I have a YSM-8 That ran away on me today. It scared the hell out of me, but I was seasoned enough to know what to do
Diesel engine runaway is a rare condition affecting diesel engines, where the engine goes out of control, consuming its own lubrication oil and running at higher and higher RPM until it over speeds to a point where it destroys itself either due to mechanical failure or engine seizure through lack of lubrication. For instance, a 1800 rpm engine can run to 4000 or 5000 rpm or beyond.
The reason for the runaway Yanmar Diesel is probably caused by poor combustion rings or from overfilling the crankcase with oil, or certain other mechanical problems such as a broken internal fuel pipe.

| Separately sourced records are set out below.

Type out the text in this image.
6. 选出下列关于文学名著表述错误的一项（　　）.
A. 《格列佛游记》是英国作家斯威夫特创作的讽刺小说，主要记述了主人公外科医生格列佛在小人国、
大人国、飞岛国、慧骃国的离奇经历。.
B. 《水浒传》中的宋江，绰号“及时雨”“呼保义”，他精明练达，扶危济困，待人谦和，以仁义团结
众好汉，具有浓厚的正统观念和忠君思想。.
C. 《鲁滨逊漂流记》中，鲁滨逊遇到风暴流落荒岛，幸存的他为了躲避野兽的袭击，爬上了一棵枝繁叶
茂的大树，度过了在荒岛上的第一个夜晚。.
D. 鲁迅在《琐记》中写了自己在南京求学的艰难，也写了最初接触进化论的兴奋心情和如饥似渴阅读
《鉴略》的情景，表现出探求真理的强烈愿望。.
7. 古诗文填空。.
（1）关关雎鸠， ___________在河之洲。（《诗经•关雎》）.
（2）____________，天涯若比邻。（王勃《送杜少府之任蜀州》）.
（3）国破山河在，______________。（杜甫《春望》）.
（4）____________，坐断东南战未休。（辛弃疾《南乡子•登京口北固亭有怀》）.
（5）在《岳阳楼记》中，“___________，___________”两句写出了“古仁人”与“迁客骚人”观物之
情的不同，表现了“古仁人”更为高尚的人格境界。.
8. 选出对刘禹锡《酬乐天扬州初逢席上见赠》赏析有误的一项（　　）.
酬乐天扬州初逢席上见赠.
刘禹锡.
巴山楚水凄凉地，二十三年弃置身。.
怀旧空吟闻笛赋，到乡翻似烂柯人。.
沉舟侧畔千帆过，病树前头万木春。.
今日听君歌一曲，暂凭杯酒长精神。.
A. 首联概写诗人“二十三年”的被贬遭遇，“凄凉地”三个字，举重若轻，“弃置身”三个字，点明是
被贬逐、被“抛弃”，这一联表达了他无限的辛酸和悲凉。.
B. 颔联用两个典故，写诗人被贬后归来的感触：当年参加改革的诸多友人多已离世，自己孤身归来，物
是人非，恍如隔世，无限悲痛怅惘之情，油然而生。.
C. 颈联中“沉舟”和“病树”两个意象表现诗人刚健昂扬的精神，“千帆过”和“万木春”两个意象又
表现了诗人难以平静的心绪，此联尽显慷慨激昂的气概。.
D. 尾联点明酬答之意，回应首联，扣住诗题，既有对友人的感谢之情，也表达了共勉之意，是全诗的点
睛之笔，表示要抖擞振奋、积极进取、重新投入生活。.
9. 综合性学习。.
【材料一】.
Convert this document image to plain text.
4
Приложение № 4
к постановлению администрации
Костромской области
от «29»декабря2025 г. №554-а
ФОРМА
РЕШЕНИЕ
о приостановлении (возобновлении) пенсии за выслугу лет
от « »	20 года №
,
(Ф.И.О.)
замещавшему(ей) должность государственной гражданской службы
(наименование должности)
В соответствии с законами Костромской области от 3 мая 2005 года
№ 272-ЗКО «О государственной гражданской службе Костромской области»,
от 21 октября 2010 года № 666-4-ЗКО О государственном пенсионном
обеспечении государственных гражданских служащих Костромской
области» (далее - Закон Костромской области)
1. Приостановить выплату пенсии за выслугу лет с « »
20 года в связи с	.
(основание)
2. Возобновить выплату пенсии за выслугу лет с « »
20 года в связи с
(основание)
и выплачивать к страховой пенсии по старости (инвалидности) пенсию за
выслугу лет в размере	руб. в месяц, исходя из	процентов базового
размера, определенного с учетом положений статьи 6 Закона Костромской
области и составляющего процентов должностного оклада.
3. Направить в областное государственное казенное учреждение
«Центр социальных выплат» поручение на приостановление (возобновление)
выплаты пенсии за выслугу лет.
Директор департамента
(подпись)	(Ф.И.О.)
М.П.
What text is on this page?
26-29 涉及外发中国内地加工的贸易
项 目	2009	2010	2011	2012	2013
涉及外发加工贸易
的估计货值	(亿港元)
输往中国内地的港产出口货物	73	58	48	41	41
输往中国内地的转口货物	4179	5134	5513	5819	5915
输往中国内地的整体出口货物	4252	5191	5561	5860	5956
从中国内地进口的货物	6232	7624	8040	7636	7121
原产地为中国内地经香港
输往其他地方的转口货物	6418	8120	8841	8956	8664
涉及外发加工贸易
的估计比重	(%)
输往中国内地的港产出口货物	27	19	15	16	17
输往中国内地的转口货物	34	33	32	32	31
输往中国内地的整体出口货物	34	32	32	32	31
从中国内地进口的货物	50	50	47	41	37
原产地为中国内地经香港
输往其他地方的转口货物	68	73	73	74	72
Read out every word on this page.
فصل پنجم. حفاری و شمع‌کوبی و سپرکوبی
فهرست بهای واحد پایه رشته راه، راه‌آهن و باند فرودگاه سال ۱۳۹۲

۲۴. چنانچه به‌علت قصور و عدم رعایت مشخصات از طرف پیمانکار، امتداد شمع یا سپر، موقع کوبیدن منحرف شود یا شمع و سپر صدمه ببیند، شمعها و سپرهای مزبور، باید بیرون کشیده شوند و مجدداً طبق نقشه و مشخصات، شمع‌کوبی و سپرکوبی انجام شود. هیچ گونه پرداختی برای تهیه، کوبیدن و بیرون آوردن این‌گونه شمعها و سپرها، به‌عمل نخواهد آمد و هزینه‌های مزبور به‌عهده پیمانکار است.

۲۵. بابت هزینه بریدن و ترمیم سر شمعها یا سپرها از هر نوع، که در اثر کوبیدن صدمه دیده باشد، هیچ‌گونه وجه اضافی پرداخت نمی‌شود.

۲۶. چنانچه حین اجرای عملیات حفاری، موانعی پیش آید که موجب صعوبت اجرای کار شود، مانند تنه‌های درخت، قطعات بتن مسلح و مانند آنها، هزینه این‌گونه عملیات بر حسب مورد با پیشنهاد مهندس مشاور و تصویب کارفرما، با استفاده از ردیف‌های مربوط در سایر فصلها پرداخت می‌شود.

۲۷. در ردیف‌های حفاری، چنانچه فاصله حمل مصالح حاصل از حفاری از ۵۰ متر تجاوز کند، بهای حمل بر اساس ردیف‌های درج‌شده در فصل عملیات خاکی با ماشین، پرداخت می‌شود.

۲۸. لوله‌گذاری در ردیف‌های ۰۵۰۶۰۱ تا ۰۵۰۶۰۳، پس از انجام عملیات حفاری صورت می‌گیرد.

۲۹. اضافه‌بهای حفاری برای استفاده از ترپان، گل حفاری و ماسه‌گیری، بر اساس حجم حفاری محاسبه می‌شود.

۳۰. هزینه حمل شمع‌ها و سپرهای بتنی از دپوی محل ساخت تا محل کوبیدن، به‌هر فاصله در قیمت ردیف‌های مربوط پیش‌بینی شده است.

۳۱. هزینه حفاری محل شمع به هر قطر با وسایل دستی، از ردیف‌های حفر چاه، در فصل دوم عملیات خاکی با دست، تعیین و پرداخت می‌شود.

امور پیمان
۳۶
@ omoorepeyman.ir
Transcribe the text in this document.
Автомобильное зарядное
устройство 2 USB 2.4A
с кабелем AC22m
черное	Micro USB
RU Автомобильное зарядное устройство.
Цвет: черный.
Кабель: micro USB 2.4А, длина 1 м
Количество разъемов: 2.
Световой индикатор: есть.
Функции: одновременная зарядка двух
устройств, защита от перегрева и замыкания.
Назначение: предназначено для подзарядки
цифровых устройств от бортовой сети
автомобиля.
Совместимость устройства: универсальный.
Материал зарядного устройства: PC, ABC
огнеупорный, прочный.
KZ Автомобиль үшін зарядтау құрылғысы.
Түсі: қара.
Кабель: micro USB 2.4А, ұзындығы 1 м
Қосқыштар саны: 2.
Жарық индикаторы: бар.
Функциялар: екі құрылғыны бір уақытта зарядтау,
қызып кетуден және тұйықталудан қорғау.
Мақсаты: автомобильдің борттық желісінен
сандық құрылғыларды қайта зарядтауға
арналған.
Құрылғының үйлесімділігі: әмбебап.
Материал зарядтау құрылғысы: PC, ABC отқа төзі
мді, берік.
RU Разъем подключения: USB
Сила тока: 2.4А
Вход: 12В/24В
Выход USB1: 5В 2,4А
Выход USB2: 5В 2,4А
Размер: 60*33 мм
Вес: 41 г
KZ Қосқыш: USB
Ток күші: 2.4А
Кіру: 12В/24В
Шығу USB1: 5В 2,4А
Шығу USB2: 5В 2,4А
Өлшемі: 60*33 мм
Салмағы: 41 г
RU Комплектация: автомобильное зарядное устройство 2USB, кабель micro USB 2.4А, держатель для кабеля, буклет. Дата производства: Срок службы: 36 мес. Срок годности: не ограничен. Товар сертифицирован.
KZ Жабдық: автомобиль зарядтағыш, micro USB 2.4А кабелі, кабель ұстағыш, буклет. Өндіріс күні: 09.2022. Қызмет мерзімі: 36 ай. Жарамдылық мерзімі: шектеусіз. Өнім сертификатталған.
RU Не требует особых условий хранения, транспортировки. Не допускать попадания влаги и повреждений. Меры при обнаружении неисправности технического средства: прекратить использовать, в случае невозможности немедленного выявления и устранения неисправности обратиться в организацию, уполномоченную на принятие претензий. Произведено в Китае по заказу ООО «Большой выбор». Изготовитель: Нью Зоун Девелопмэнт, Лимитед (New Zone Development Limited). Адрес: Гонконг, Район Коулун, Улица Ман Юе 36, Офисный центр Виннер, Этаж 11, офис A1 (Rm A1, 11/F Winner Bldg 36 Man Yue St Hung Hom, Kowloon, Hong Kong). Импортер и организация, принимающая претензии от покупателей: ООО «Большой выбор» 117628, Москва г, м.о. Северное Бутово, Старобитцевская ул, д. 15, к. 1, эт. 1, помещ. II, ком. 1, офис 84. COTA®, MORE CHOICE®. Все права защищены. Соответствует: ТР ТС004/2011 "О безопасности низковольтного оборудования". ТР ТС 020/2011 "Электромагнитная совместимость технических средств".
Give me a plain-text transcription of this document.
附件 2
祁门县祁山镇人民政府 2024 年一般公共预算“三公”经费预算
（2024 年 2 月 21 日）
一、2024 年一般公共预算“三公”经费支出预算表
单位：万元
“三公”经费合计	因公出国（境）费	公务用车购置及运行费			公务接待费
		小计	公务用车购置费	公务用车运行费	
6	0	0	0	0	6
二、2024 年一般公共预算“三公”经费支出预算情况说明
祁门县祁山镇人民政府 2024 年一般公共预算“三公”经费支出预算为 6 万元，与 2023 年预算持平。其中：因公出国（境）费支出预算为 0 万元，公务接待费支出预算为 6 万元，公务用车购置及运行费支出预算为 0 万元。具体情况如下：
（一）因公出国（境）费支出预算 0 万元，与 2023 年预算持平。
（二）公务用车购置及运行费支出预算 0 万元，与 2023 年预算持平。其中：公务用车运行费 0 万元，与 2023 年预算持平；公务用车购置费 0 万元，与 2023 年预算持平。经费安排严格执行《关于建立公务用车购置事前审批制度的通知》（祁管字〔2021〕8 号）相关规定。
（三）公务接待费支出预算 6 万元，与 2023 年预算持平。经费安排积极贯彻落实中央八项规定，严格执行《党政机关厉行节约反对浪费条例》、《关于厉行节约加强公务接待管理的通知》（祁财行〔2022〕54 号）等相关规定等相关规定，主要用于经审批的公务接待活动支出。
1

A diesel engine will run on this oil mist, since engine oil has the same energy content as diesel fuel, and so the engine revolutions increase as this extra "fuel" is taken in. As a result of increased revolutions, more oil mist is forced out of the crankcase and into the engine, and a vicious cycle is created. The engine reaches a point where it is generating enough oil mist from its own crankcase oil that shutting off the fuel supply will not stop it and it will run faster and faster until it is destroyed.
Several ways to stop a runaway diesel engine are to block off the air intake, either physically using a cover or plug, or alternatively by directing a CO2 fire extinguisher into the air intake to smother the engine. Engines (like my Yanmar YSM-8) fitted with a decompressor can also be stopped by operating the decompressor. The decompressor is much like a "Jake-Brake" or a compression release engine brake, is an engine braking mechanism installed on some diesel engines. When activated, it opens exhaust valves in the cylinders after the compression cycle, releasing the compressed air trapped in the cylinders, and slowing the engine.
Although Jake brake properly refers to the Jacobs brand of engine brakes, the term has become a genericized trademark and is often used to refer to engine brakes or compression release engine brakes in general, especially on large vehicles or heavy equipment.